The claim that basic kinds and categories in the world are ‘socially constructed’ is perennially debated in philosophy and social theory. Over the years, lots of categories – races, genders, sexes, morality, commodities, corporations, and many more – have been put forward as cases of social construction. But what is the social world, and how are we to understand the various senses in which it is ‘built’ or ‘constructed’? In this course, we will discuss historical and contemporary approaches to the nature of the social world. Our main aim will be to understand and develop general theories of the social world, using a variety of examples to inform our broader theorizing.
Session 1 begins by introducing the topic and considering some general frameworks for understanding the building of the social world. We will also discuss the distinction between the ‘causal’ and ‘constitutive’ construction of entities. Session 2 introduces one important tradition, which largely arose from work in the social sciences aimed at ‘decomposing’ social entities into their parts. We will discuss debates over methodological individualism and ontological individualism, as well as questions of reduction in the social sciences. In section 3, we will discuss recent critiques of ontological individualism, as well as the variety of approaches to the ‘parts’ of social entities.

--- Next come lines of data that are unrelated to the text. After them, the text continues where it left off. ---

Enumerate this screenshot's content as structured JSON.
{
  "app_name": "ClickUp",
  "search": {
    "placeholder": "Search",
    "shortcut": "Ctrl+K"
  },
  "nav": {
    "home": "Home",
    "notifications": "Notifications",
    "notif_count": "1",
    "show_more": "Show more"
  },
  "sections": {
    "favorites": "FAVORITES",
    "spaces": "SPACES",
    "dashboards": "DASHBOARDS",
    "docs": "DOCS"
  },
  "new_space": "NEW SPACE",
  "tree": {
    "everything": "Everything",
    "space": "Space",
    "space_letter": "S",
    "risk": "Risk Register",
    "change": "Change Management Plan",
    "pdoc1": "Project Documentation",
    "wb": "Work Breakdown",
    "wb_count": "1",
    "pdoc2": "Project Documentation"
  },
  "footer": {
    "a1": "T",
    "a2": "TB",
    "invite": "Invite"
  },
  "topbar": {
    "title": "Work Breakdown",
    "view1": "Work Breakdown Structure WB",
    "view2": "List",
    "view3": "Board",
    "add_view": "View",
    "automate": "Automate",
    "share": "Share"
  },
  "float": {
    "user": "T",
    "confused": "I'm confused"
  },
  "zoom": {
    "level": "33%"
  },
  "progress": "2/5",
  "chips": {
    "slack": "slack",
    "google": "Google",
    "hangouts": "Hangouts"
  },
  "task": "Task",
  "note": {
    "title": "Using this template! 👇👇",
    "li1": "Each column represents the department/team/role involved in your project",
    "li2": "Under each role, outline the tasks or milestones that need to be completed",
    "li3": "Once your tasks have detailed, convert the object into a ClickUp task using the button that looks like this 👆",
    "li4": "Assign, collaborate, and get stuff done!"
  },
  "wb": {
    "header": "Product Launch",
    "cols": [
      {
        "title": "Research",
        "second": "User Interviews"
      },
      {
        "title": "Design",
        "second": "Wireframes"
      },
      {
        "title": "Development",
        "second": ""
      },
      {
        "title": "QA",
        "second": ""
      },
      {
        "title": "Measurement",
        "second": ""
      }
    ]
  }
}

On the second day, we turn to a different tradition in the building of the social sciences, focused on the sources or ‘social construction’ of the social world. In session 4, we introduce this tradition and consider some widely discussed approaches to it. In session 5, we discuss the idea of ‘anchoring’ and the unified ‘grounding-and-anchoring’ model for the nature of social entities. And in session 6, we move beyond simplistic theories of social construction and consider the variety of factors involved in socially constructing or ‘anchoring’ the social world.